目を下方に彷徨わせ、掠れた小さな声を絞り出した。
「わ、私は……お世話になってる、大切な人たちに渡せたらいいなって思ってます」
ダリアスの予想は当たらずといえども遠からず。複数人に渡す予定だという返事であった。 此処に来てからゆっくりとではあるが、ルミカは確かな人間関係を築いてきた。特に女性陣との交友関係が良好。チョコレートは男女問わずに渡すつもりだろう。
そしてその中に頬を染める様な相手も含まれているということだ。
「誰に」とは野暮なことを敢えて聞くのは止そう。傷が深くなるだけだ。
「……そうか。喜んでもらえるといいな」
精一杯に微笑んだつもりでも、上手く笑えている自信がない。引き攣った表情を見せれば不安にさせてしまうかも。そう危惧を抱きもしたが、俯きがちのルミカから「はい」と返事が聞こえた。

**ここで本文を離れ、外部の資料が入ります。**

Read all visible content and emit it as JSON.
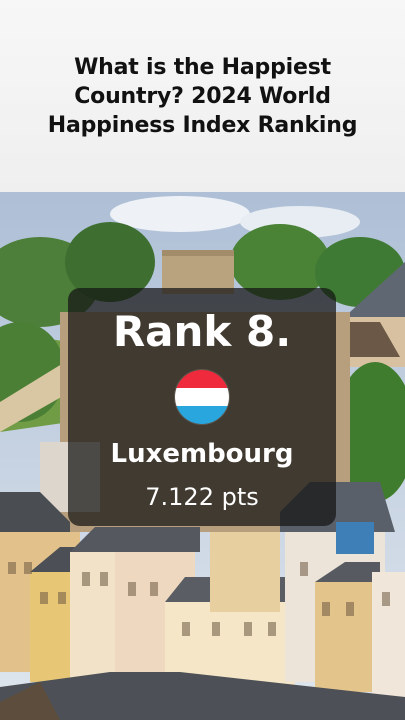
{
  "header": {
    "title": "What is the Happiest Country? 2024 World Happiness Index Ranking"
  },
  "card": {
    "rank_label": "Rank 8.",
    "country": "Luxembourg",
    "score": "7.122 pts",
    "flag_colors": [
      "#ee2a3c",
      "#ffffff",
      "#2aa6df"
    ]
  },
  "background": {
    "icon": "luxembourg-city-photo",
    "sky_color": "#c7d5e6",
    "foliage_color": "#3f7a34",
    "wall_color": "#e9d2a8"
  }
}
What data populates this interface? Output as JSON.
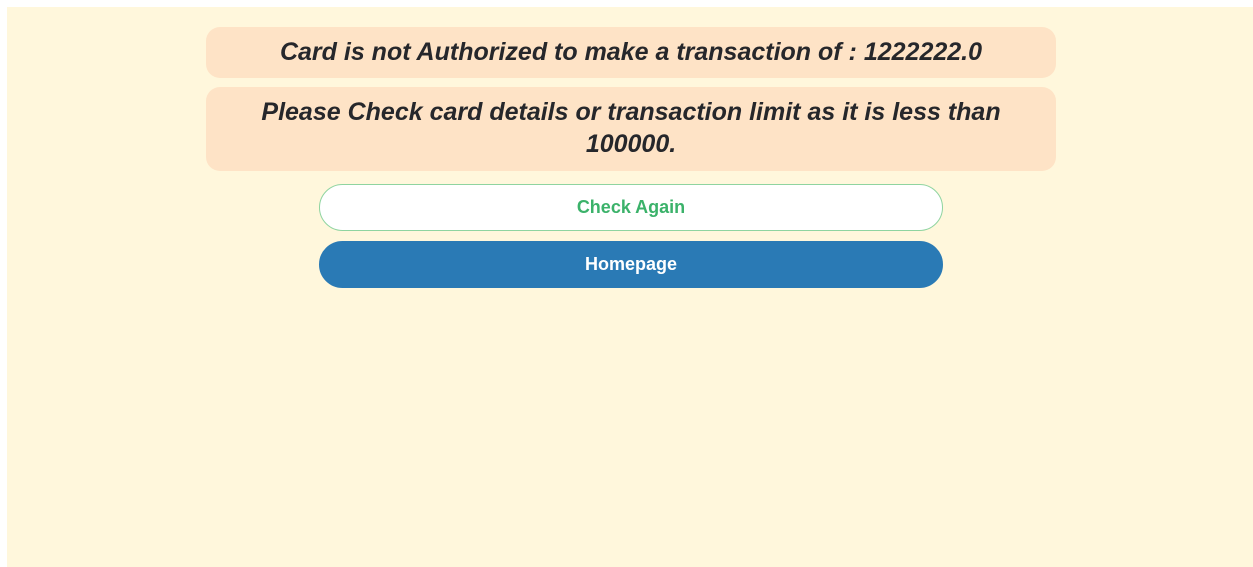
{
  "messages": {
    "error": "Card is not Authorized to make a transaction of : 1222222.0",
    "hint": "Please Check card details or transaction limit as it is less than 100000."
  },
  "actions": {
    "check_again_label": "Check Again",
    "homepage_label": "Homepage"
  },
  "colors": {
    "background": "#fff7dc",
    "banner": "#fee3c6",
    "check_again_text": "#3bb26a",
    "check_again_border": "#8fd4a0",
    "homepage_button": "#2a7ab5"
  }
}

まだそれが恋路だと決まったわけでもない。彼女を応援したい気持ちもあるが、少し妬ける気持ちもある。心模様は二色が渦巻いて複雑な色彩に染まっていた。
「ダリアスさんはこのままお仕事に戻られるんですか」
「ん、まあ……そろそろ休憩を入れるかどうかで悩んでるとこだな。なんか集中もできなさそうだし」
そこで不意にルミカの表情がパッと明るくなった。陽光を映すその瞳はきらきらと輝いているように見えた。「それなら」と手持ちのバスケットを持ち上げてみせる。
「休憩がてらにコーヒーブレイクしませんか。焼きたてのクッキーもありますし」
「いいのか?」
バスケットに詰められたクッキーは誰かとのお茶会用だとばかり。誘う相手はアーニャかエミリアか。その辺りだろうと考えていたダリアスはまさか自分に声を掛けてくれるとは思いもよらず。嬉しさよりも驚きの方が勝り、呆然としかけたが二つ返事で頷いた。
「有り難く頂くとするよ。焼きたてなんて滅多に食べられないしな。そうだ、美味いコーヒーがあるんだ。コーヒーミルを借りていこう。アケのオーロラコーヒーが新しいブレンドを出したんだよ。酸味が少なめで、コクがある。フルシティローストぐらいってとこだな。酸味が苦手でも飲みやすいと思う」
知人がアケで仕入れたものだとダリアスが話す。近年は何種類ものブレンドコーヒーを発売しているそうだ。その数ある中でも、先に話したものが飲みやすいと言う。
もしや、わざわざ吟味をしたのだろうか。いつだったか、酸味が強いコーヒーは好まないと話したのを憶えていてくれたのか。些細な嗜好のひとつ。それでも憶えていてくれたのがルミカにとって嬉しいことであった。
キッチンにコーヒーミルを取りに行くダリアスを待つ傍ら、こっそりとルミカは微笑む。
「お待たせ。どうしたんだ?」
「いえ。クッキー、お口に合うと良いんですけれど」
「キャンディのお墨付きだ。それにルミカが作った菓子は美味いぞ。お世辞なしに、だ」
数週間後には誰かの手に渡る特別なチョコレート。
その人物が気にかかるが、今は知らずに忘れていた方が良さそうだ。
誘われたお茶会で浮かない表情をするわけにもいかないのだから。